Después de la tragedia de Jean Carlos, los medios locales y nacionales pusieron bajo escrutinio al centro, operado por la empresa privada Favorite Healthcare Staffing, que se ha hecho de contratos por 342 millones de dólares, junto a otras instalaciones. Los albergues han estado rodeados de opacidad, sospechas de sobreprecios y malos tratos. La empresa ha declinado las solicitudes de comentarios de los medios que los señalan, así como las autoridades, que también se han visto salpicadas. El alcalde Johnson ha asegurado, sin embargo, que se han renegociado los precios con los contratistas para bajar los costos.

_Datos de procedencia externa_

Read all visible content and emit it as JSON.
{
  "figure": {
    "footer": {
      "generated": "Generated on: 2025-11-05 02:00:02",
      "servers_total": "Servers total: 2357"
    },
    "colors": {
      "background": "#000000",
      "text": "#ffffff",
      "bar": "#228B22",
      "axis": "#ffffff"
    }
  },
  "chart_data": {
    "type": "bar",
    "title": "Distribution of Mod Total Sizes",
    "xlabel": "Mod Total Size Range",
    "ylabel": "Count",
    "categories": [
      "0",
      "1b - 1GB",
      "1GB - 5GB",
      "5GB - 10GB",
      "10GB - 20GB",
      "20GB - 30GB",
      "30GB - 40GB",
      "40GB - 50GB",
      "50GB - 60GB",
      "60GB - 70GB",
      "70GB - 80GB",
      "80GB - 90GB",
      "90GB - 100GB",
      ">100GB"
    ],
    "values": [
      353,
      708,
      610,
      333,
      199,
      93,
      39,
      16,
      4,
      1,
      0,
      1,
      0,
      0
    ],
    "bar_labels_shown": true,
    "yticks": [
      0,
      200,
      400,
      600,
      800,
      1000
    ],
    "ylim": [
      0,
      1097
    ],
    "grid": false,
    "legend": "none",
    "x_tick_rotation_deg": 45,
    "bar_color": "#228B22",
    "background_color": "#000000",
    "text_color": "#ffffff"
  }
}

“Antes no estaba así, ahora está peor”, dice Gómez a Romero, mientras salen a fumar un cigarro. El nuevo arreglo para acomodar a la población sin hogar con las personas sin papeles ha sido problemático. Romero narra exaltado cómo un migrante fue atacado por un hombre aparentemente intoxicado y cómo la pelea acabó con la expulsión de su compatriota. “Es duro estar aquí, pero duele más el hambre que pasa uno con Maduro”, sentencia el chico.
Todo se complica con el regreso de Donald Trump a la Casa Blanca el próximo 20 de enero y las promesas de mano dura contra la inmigración. “Me vine aquí porque aquí es una ciudad santuario y Trump no nos puede tocar, pero si la cosa se complica, me iré para Canadá”, afirma Romero. “Sólo quiero trabajar y ganar dinero, de lo que sea”, agrega. Juan Carlos Santana, de 36 años, es uno de los que ha logrado abrirse paso. “Nos costó muchísimo, pero hace tres meses logramos independizarnos, es posible salir adelante”, cuenta. Tras navegar por el sistema de acogida, ahora vive con su esposa y sus hijos en un apartamento.

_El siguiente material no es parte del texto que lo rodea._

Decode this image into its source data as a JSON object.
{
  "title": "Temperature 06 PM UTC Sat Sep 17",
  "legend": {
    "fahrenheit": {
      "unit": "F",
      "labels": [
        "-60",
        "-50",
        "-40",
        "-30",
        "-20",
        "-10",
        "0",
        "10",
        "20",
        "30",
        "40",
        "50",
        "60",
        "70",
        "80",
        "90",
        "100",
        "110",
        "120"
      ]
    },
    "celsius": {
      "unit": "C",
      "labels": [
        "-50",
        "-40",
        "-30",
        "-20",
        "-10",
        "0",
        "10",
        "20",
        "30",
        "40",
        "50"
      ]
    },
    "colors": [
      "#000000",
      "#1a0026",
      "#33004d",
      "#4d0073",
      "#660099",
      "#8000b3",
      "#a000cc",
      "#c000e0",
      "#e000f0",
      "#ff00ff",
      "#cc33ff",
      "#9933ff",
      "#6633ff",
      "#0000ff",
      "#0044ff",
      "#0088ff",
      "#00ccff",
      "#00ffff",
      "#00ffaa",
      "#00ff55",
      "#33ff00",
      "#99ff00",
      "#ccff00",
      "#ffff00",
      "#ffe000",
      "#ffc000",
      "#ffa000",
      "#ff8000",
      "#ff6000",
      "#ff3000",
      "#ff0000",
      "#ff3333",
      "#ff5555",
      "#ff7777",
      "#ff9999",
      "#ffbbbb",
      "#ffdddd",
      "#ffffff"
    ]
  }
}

“Es un pleito viejísimo”, comenta Bada sobre el hostigamiento contra Chicago y otras ciudades santuario. La metrópoli, con un tercio de población latina, inició en los ochenta un largo camino para garantizar el acceso a servicios, la no discriminación y la no persecución de sus habitantes, sin importar su situación migratoria. Pero su tradición de respeto a los inmigrantes tiene antecedentes, incluso, que se remontan a los años treinta y está enraizada en su identidad como ciudad. Es, además, uno de los bastiones del Partido Demócrata.
Desde la primera presidencia de Trump hubo amagos durante años de redadas en barrios como Little Village (La Villita), prominentemente mexicano y uno de los mayores corredores comerciales. En diciembre, Tom Homan, el próximo zar fronterizo, advirtió de que las deportaciones masivas iniciarán en Chicago. “Si nos impide el paso, si a sabiendas alberga u oculta a un extranjero ilegal, lo procesaré”, declaró sobre el alcalde.

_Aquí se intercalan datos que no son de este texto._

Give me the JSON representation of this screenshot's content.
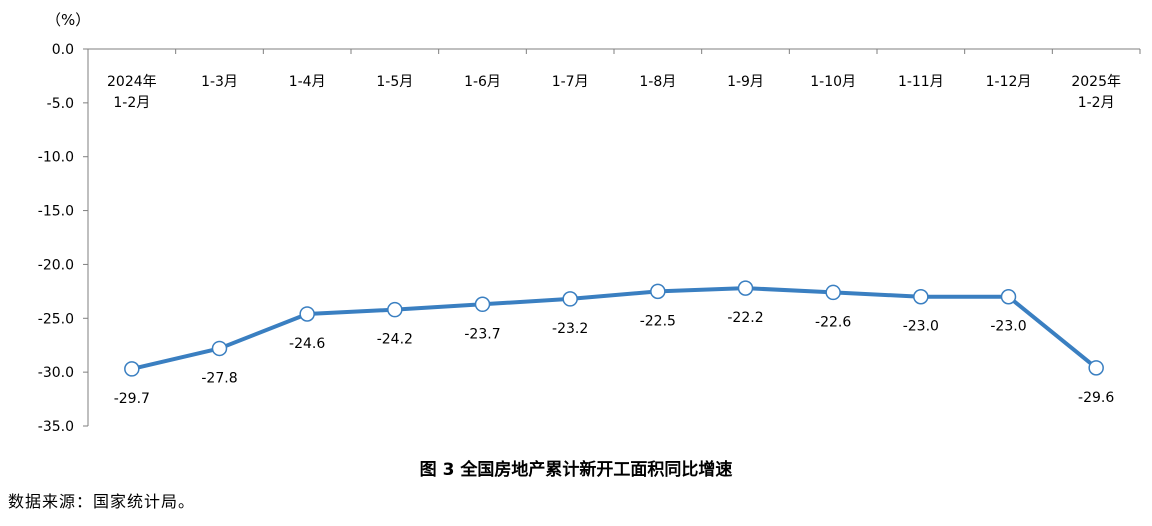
{
  "unit_label": "（%）",
  "caption": "图 3    全国房地产累计新开工面积同比增速",
  "source": "数据来源：国家统计局。",
  "chart_data": {
    "type": "line",
    "categories": [
      "2024年\n1-2月",
      "1-3月",
      "1-4月",
      "1-5月",
      "1-6月",
      "1-7月",
      "1-8月",
      "1-9月",
      "1-10月",
      "1-11月",
      "1-12月",
      "2025年\n1-2月"
    ],
    "series": [
      {
        "values": [
          -29.7,
          -27.8,
          -24.6,
          -24.2,
          -23.7,
          -23.2,
          -22.5,
          -22.2,
          -22.6,
          -23.0,
          -23.0,
          -29.6
        ]
      }
    ],
    "data_labels": [
      "-29.7",
      "-27.8",
      "-24.6",
      "-24.2",
      "-23.7",
      "-23.2",
      "-22.5",
      "-22.2",
      "-22.6",
      "-23.0",
      "-23.0",
      "-29.6"
    ],
    "y_ticks": [
      "0.0",
      "-5.0",
      "-10.0",
      "-15.0",
      "-20.0",
      "-25.0",
      "-30.0",
      "-35.0"
    ],
    "ylim": [
      -35,
      0
    ],
    "x_axis_position": "top",
    "grid": false,
    "colors": {
      "line": "#3a7fc1",
      "marker_fill": "#ffffff",
      "axis": "#7f7f7f"
    }
  }
}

Mientras la crisis migratoria arde en Estados Unidos y la crisis política se recrudece en Venezuela, cientos de inmigrantes se juegan sus últimas cartas antes de ser arrojados al frío en las calles o ser obligados a moverse. González y su grupo van contra el tiempo. Las autoridades anunciaron una capacidad máxima de 6.800 plazas disponibles en el sistema de acogida, con el albergue de Pilsen reconvertido en un albergue temporal de traslado a otros cuatro refugios. El viernes, un día después de encontrarlo en medio de su expedición, la temperatura amainó, pero cayó una ligera nevada. Se espera que la próxima semana sea aún más cruda, con pronósticos de temperaturas entre los siete y los trece grados bajo cero el próximo lunes.